Most non-starchy veggies are very low in calories. In fact, the American Diabetes Association recommends filling half your plate with them at meals. These veggies are low in sodium and rich in potassium and other vitamins and minerals. They’re also a good source of fiber, which helps your body pass food more quickly through the digestive tract. Starchy vegetables, such as corn and potatoes, are high in carbohydrates and can have a direct effect on your blood sugar, but they’re healthier than refined carbohydrates like white rice, pasta and bread. They’re also high in vitamin C.
Helps Control Blood Sugar
Your mom probably told you that vegetables were good for you, and she was right. Vegetables contain important vitamins, minerals and nutrients that help protect against many diseases, including diabetes, heart disease, high blood pressure, and cancer.
Adding vegetables to your meals can help you control your weight by filling you up and providing the fiber you need. Vegetables are also low in calories, making them a dieter’s best friend. You can snack on veggies like carrots, cherry tomatoes or celery slices for a healthy alternative to higher-calorie foods like chips or cookies.
Vegetables also provide a great source of protein, which is helpful for vegetarians and people following medical diets. You can get protein from a variety of vegetables, including beans, lentils and quinoa. However, some people find it hard to digest the proteins found in vegetables, and may experience excessive gas from eating them. If this is the case for you, it’s important to work with a registered dietitian to meal-plan and better understand your food intolerances.
Helps Fight Cancer
A diet rich in vegetables may lower a person’s cancer risk, according to research. Vegetables, especially cruciferous vegetables like broccoli and other members of the cabbage family (Brussels sprouts, bok choy, cauliflower) contain cancer-fighting compounds called glucosinolates. These plants help halt DNA damage, and in the case of cruciferous veggies such as broccoli and kale, can also deactivate carcinogens.

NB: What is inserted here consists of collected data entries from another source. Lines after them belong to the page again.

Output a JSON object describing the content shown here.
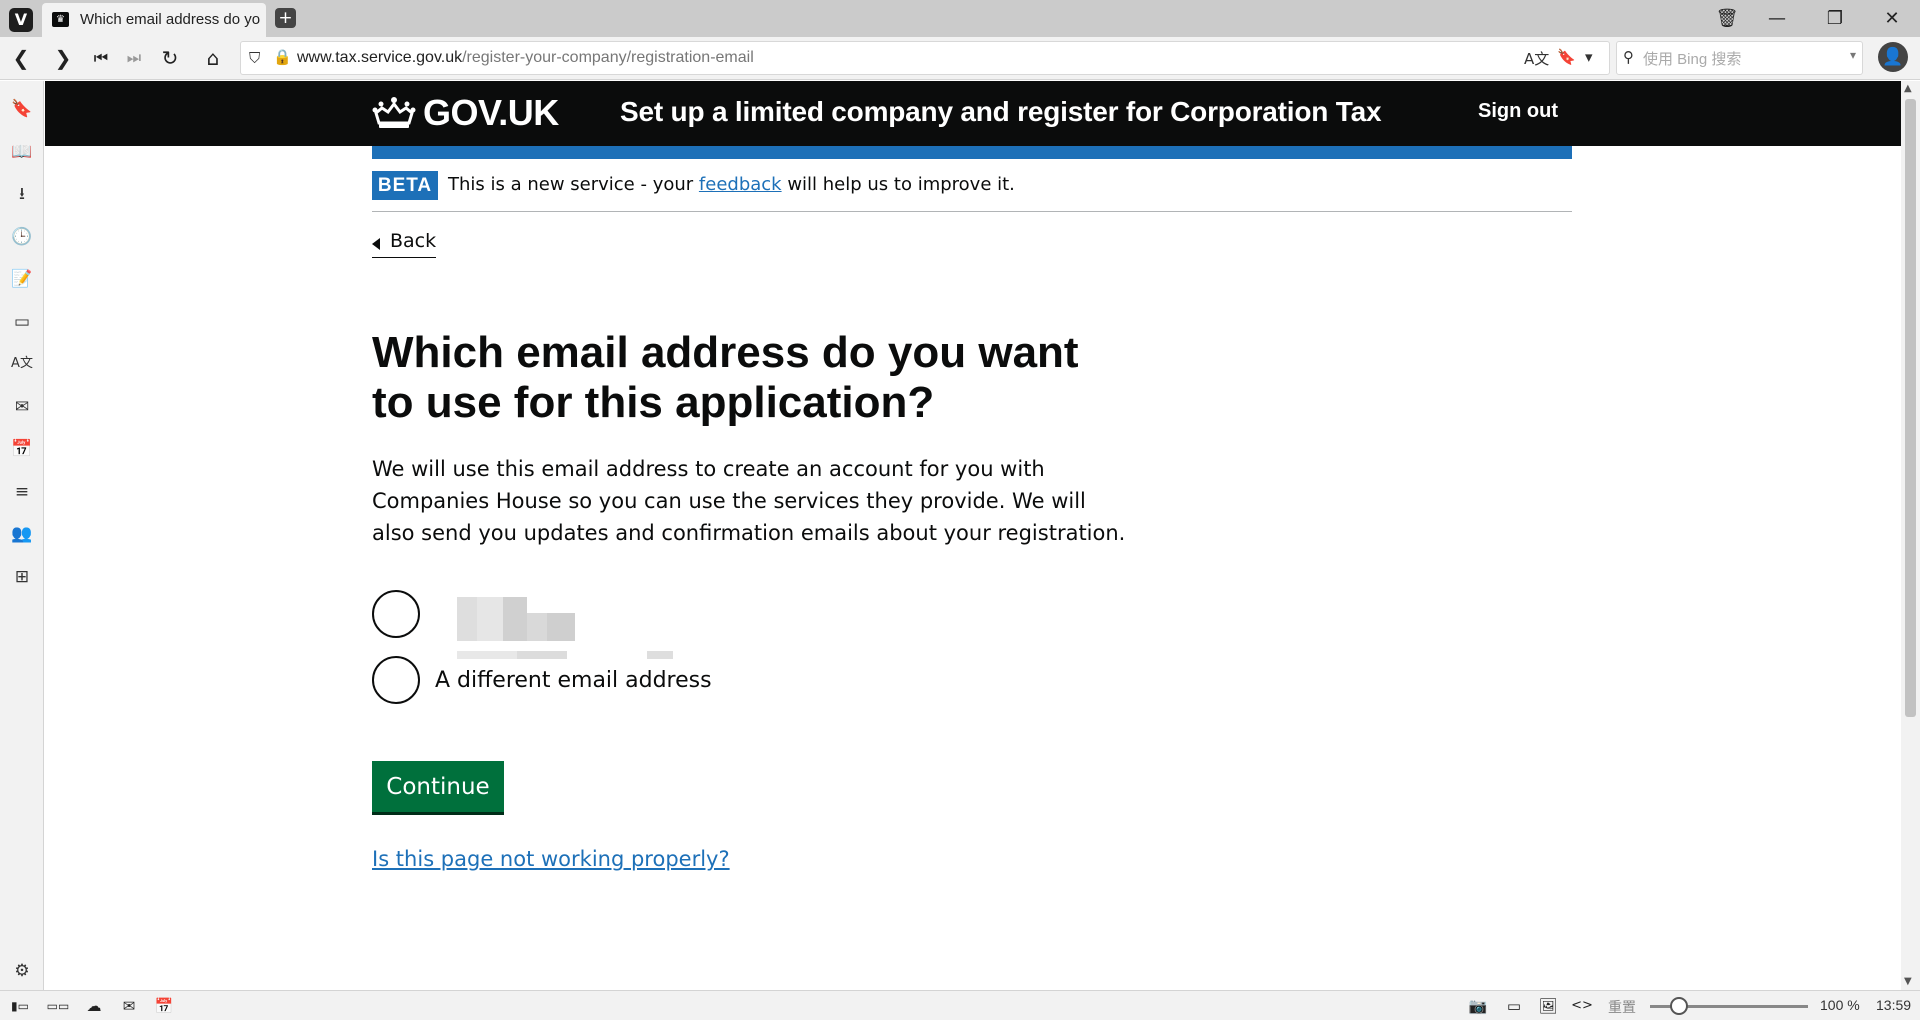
{
  "browser": {
    "tab_title": "Which email address do yo",
    "new_tab_icon": "+",
    "url_domain": "www.tax.service.gov.uk",
    "url_path": "/register-your-company/registration-email",
    "search_placeholder": "使用 Bing 搜索",
    "icons": {
      "back": "❮",
      "forward": "❯",
      "rewind": "⏮",
      "fastforward": "⏭",
      "reload": "↻",
      "home": "⌂",
      "shield": "⛉",
      "lock": "🔒",
      "translate": "A文",
      "bookmark": "🔖",
      "dropdown": "▾",
      "search": "⚲",
      "profile": "👤",
      "trash": "🗑",
      "minimize": "—",
      "restore": "❐",
      "close": "✕"
    },
    "sidebar_icons": [
      "🔖",
      "📖",
      "⭳",
      "🕒",
      "📝",
      "▭",
      "A文",
      "✉",
      "📅",
      "≡",
      "👥",
      "⊞",
      "⚙"
    ],
    "status": {
      "zoom_label": "重置",
      "zoom_level": "100 %",
      "clock": "13:59",
      "left_icons": [
        "▮▭",
        "▭▭",
        "☁",
        "✉",
        "📅"
      ],
      "right_icons": [
        "📷",
        "▭",
        "🖼",
        "<>"
      ]
    }
  },
  "header": {
    "logotype": "GOV.UK",
    "service_name": "Set up a limited company and register for Corporation Tax",
    "sign_out": "Sign out"
  },
  "phase_banner": {
    "tag": "BETA",
    "text_before": "This is a new service - your ",
    "link": "feedback",
    "text_after": " will help us to improve it."
  },
  "back_link": "Back",
  "main": {
    "heading": "Which email address do you want to use for this application?",
    "lede": "We will use this email address to create an account for you with Companies House so you can use the services they provide. We will also send you updates and confirmation emails about your registration.",
    "options": [
      {
        "label": "",
        "redacted": true
      },
      {
        "label": "A different email address"
      }
    ],
    "continue_button": "Continue",
    "help_link": "Is this page not working properly?"
  },
  "colors": {
    "header_bg": "#0b0c0c",
    "brand_blue": "#1d70b8",
    "button_green": "#00703c"
  }
}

Broccoli and other cruciferous vegetables have also been shown to protect against other types of cancer, as well as heart disease and high blood pressure. They are also a good source of vitamin C, folate and fiber.
Eating a variety of different vegetables and fruits is best for your health. Try to eat vegetables in their raw form, as cooking and processing can diminish certain vitamins, minerals and phytochemicals. Limit fruit juice, as it contains lots of added sugars that aren’t healthy for you. If you prefer to eat cooked vegetable, steam them or stir-fry them to retain their phytochemicals and other nutrients. Add a variety of steamed vegetables to your meals and try new recipes that include fresh or frozen vegetables and fruits.